Sunday, September 16, 2012

Double Playing

My first semester back at the Y, I decided to take piano lessons again. This was my first experience with a male piano teacher. He was a good teacher, but far too intense sometimes and also frequently finished the lesson by telling me what was disappointing about my playing for him that week. But I feel like for some reason,  his unique mannerisms taught me a lesson that I probably won't forget.

I've always been a perfectionist. Ask anyone who knows me. I am the kind of person who is very hard on myself and must always correct any mistake that comes before me. My teacher told me once that I was "double-playing" which made him very "sad." Double-playing basically means that you replay a passage of a piece with the correct notes or you correct a wrong note you played. He told me that this is something we must avoid, we simply have to plow through our mistakes.
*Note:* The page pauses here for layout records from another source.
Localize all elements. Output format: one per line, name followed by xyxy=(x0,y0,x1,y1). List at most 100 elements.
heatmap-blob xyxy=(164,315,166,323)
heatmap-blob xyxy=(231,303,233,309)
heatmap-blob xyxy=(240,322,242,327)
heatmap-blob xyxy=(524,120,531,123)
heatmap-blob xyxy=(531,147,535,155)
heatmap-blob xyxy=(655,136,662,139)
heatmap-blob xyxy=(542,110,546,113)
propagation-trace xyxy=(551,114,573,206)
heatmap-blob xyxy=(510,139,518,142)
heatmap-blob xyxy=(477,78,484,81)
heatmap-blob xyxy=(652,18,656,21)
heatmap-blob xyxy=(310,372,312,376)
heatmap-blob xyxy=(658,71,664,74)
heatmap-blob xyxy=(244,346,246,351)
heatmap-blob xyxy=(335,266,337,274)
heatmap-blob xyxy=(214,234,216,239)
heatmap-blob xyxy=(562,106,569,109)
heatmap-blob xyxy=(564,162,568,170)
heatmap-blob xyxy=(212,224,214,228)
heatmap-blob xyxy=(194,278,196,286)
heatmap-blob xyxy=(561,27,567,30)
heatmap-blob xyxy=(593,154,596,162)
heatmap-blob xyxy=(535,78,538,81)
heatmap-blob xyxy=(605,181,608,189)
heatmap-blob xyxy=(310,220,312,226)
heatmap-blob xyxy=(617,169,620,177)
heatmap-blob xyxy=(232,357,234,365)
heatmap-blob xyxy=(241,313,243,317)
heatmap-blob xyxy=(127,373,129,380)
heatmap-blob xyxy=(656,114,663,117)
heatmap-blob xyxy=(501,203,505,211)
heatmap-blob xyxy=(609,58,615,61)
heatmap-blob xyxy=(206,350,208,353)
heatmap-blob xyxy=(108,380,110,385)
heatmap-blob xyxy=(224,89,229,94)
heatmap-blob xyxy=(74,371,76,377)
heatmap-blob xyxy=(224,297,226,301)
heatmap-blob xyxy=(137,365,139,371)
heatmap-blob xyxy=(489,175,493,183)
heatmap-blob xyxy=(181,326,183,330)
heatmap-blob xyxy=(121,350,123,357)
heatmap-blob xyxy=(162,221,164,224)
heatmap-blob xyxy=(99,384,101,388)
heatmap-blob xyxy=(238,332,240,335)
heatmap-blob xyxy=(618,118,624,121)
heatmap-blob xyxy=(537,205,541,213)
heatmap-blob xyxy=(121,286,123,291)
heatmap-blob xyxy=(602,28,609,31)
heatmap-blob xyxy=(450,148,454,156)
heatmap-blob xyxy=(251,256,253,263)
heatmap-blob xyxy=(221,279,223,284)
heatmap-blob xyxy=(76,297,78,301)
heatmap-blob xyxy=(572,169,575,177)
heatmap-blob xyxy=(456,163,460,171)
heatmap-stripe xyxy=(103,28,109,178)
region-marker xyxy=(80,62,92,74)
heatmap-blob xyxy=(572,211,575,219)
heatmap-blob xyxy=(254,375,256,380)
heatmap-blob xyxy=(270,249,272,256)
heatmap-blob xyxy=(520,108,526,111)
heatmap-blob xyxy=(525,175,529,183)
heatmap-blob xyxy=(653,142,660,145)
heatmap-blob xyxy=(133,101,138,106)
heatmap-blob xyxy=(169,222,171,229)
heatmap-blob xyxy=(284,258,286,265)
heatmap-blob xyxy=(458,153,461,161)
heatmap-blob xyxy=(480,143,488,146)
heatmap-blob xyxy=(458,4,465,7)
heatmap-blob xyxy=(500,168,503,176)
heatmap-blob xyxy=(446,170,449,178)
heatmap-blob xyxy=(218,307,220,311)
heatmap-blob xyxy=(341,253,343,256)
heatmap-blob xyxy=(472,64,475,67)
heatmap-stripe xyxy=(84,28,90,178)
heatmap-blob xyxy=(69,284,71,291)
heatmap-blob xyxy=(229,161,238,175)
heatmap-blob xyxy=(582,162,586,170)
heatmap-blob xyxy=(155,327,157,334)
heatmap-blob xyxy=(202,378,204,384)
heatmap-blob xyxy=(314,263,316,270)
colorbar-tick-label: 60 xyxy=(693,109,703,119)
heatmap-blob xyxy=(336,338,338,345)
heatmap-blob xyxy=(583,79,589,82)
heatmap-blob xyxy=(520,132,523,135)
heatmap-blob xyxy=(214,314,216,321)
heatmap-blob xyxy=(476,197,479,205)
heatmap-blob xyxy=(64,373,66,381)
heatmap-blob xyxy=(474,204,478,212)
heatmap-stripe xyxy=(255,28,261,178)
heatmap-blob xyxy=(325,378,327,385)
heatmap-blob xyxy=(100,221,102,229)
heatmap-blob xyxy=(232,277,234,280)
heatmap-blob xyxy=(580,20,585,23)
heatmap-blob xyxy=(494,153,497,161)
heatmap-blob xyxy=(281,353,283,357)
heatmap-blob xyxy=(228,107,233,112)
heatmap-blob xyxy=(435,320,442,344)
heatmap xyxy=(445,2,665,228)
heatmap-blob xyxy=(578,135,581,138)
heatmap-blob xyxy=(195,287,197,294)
I guess I thought of this with my last post that I also posted this night. This incident took place months ago. I gave up on this piano teacher. But I think I sometimes forget about the double-playing. I shouldn't expect my life to be a flawless performance. In fact, if it were a flawless performance, it doesn't seem like there would be much to learn. I am not trying to be particularly profound here, I am just trying to be honest. Perfectionism, while a seemingly good pursuit, can often make you look and sound silly, much like double-playing. Many times, people will not notice the mistakes in your playing or, if they do, they will forgive them. If you do, however, go back and double-play, they will be sure to remember your mistakes. Our lives are like this. If you move on from your mistakes, correct those only needed (in the piano analogy, that correction would come through careful practice; not correcting automatically while playing), and don't try to double-play your life, you will be happier, and your life will be more of the performance that you want. Otherwise, you end up with a sloppy performance that sounds worse than you think because you did double-play.

Bottom line: don't double-play and learn to plow through those mistakes. After all, everyone makes mistakes.